Back in 1967, when Edward Abbey wrote Desert Solitaire, he said: "This is the most beautiful place on earth." At the time, he was working for $1.95 per hour as a seasonal ranger in what was then called Arches National Monument. Who am I to disagree with that impressive sentiment? Abbey roamed around the slickrock desert, taking it all in, allowing the sand critters and the sandstone monoliths to engage his senses, not hesitant to grovel in the gritty earth if that is what it took to come to grips with his pure, hallucinatory surroundings.

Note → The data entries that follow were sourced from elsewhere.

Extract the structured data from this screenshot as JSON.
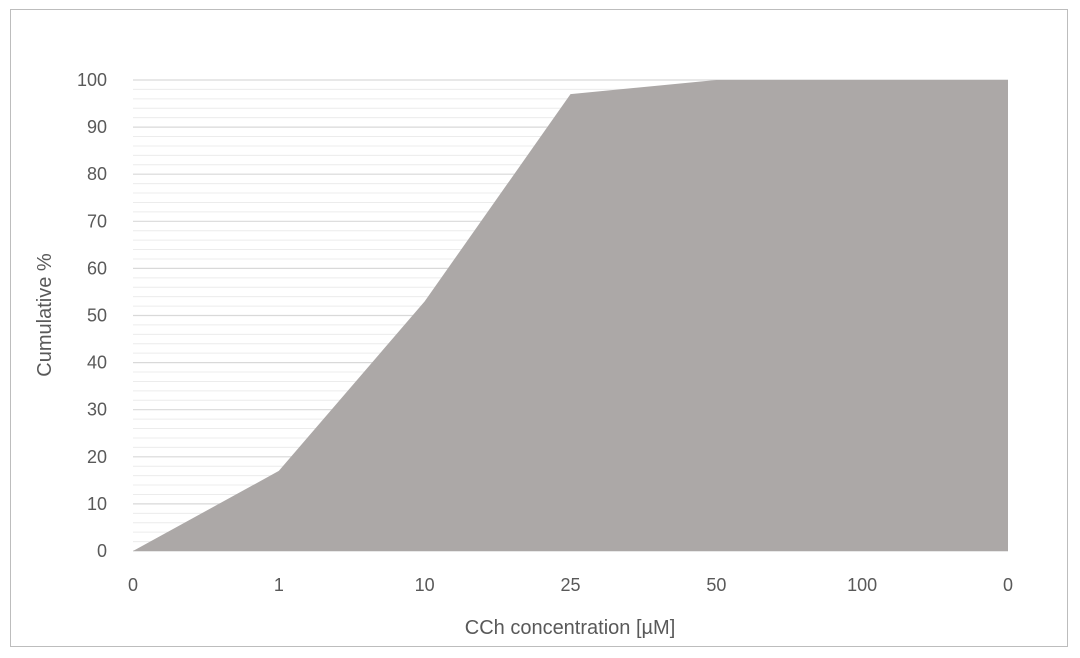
{
  "chart_data": {
    "type": "area",
    "title": "",
    "xlabel": "CCh concentration  [µM]",
    "ylabel": "Cumulative %",
    "categories": [
      "0",
      "1",
      "10",
      "25",
      "50",
      "100",
      "0"
    ],
    "series": [
      {
        "values": [
          0,
          17,
          53,
          97,
          100,
          100,
          100
        ]
      }
    ],
    "ylim": [
      0,
      100
    ],
    "yticks": [
      0,
      10,
      20,
      30,
      40,
      50,
      60,
      70,
      80,
      90,
      100
    ],
    "grid": true,
    "legend": "none",
    "colors": {
      "area": "#aca8a7",
      "major_grid": "#d9d9d9",
      "minor_grid": "#ececec",
      "text": "#595959"
    }
  }
}
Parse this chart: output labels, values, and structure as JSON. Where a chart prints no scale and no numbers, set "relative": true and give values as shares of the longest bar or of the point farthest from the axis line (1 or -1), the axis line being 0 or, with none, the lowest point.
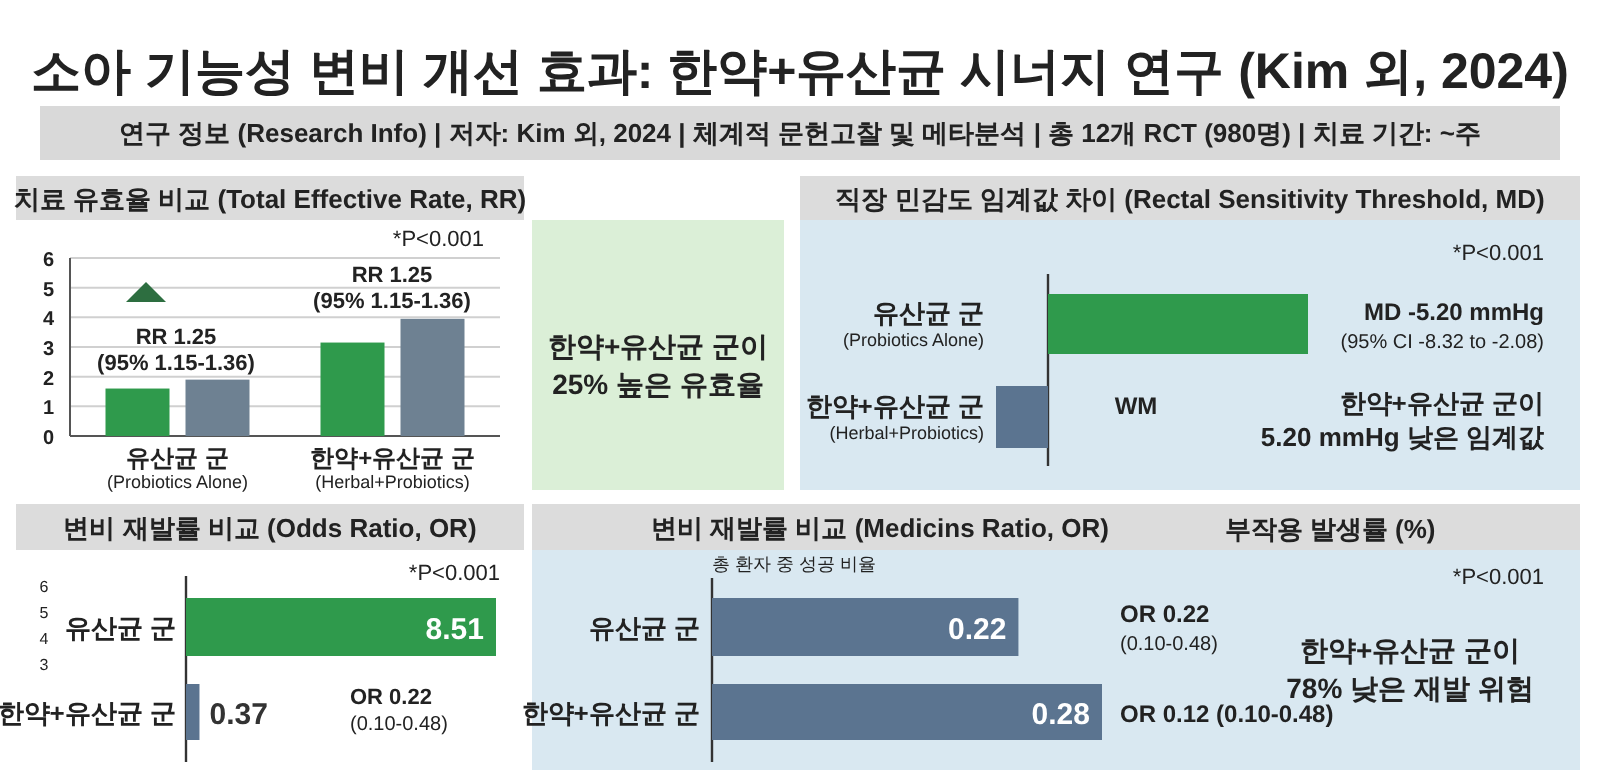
{
  "chart_data": [
    {
      "type": "other",
      "title": "소아 기능성 변비 개선 효과: 한약+유산균 시너지 연구 (Kim 외, 2024)",
      "subtitle": "연구 정보 (Research Info) | 저자: Kim 외, 2024 | 체계적 문헌고찰 및 메타분석 | 총 12개 RCT (980명) | 치료 기간: ~주"
    },
    {
      "type": "bar",
      "title": "치료 유효율 비교 (Total Effective Rate, RR)",
      "categories": [
        "유산균 군\n(Probiotics Alone)",
        "한약+유산균 군\n(Herbal+Probiotics)"
      ],
      "series": [
        {
          "color": "#2f9a4c",
          "values": [
            1.6,
            3.15
          ]
        },
        {
          "color": "#6e8192",
          "values": [
            1.9,
            3.95
          ]
        }
      ],
      "ylim": [
        0,
        6
      ],
      "yticks": [
        0,
        1,
        2,
        3,
        4,
        5,
        6
      ],
      "grid": "y",
      "annotations": [
        "*P<0.001",
        "RR 1.25\n(95% 1.15-1.36)",
        "RR 1.25\n(95%  1.15-1.36)"
      ]
    },
    {
      "type": "other",
      "annotations": [
        "한약+유산균 군이\n25% 높은 유효율"
      ]
    },
    {
      "type": "bar",
      "orientation": "horizontal",
      "relative": true,
      "title": "직장 민감도 임계값 차이 (Rectal Sensitivity Threshold, MD)",
      "categories": [
        "유산균 군\n(Probiotics Alone)",
        "한약+유산균 군\n(Herbal+Probiotics)"
      ],
      "values": [
        1,
        -0.2
      ],
      "colors": [
        "#2f9a4c",
        "#5b7490"
      ],
      "annotations": [
        "*P<0.001",
        "MD -5.20 mmHg\n(95% CI -8.32 to -2.08)",
        "WM",
        "한약+유산균 군이\n5.20 mmHg 낮은 임계값"
      ]
    },
    {
      "type": "bar",
      "orientation": "horizontal",
      "title": "변비 재발률 비교 (Odds Ratio, OR)",
      "categories": [
        "유산균 군",
        "한약+유산균 군"
      ],
      "values": [
        8.51,
        0.37
      ],
      "colors": [
        "#2f9a4c",
        "#5b7490"
      ],
      "data_labels": true,
      "annotations": [
        "*P<0.001",
        "OR 0.22\n(0.10-0.48)",
        "6",
        "5",
        "4",
        "3"
      ]
    },
    {
      "type": "bar",
      "orientation": "horizontal",
      "title": "변비 재발률 비교 (Medicins Ratio, OR)",
      "subtitle": "총 환자 중 성공 비율",
      "categories": [
        "유산균 군",
        "한약+유산균 군"
      ],
      "values": [
        0.22,
        0.28
      ],
      "colors": [
        "#5b7490",
        "#5b7490"
      ],
      "data_labels": true,
      "annotations": [
        "부작용 발생률 (%)",
        "OR 0.22\n(0.10-0.48)",
        "OR 0.12 (0.10-0.48)",
        "*P<0.001",
        "한약+유산균 군이\n78% 낮은 재발 위험"
      ]
    }
  ]
}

He kept a journal, the rough pages of which became his most famous work. But Abbey knew full well that trying to describe in words what he was experiencing in Arches was beyond his, or anyone's, ability. He tried to evoke a world, not describe it. He said: "Language makes a mightly loose net with which to go fishing for simple facts, when facts are infinite." I thought about that this past Sunday as I walked through the Devils Garden section of the park, stopping often just to gaze, constantly having to resist the urge to take yet another photograph of yet another gnarled, aged, beautiful juniper tree. The significance of a place such as this, said Abbey, is in its power "to compel us into a reawakened awareness of the wonderful." And I was so aware that there were moments when, had I let myself go, I could easily have burst into tears.
But wherever I might wander in Arches, squeezing through the narrow red fins and rock formations in the maze called Fiery Furnace, or watching the marvel of the sun setting behind Delicate Arch with the La Sal mountains off in the distance about twenty miles away, I always return to the center of the park, the godhead watching over the immensity of the land, the Balanced Rock.
One has to drive about nine miles past the visitor center, well into the park, to get to this 128' tall wonder. Edward Abbey lived in a trailer in this area back before the road into the park was paved, before it was even officially a "Park." One evening he encountered some land surveyors who told him they were measuring out the way to pave the road through Abbey's wonderland. The vision of all the tourists arriving in their cars, smelling of cheap motel soap, ill-equipped (in Abbey's mind) to appreciate his desert world, was too much for him. Once the road engineers drove off, Abbey followed their course back toward headquarters, walking for miles, pulling up each and every survey stake and tossing them away, hiding the bright ribbons under rocks, knowing all the while it was a futile effort, but "it made me feel good."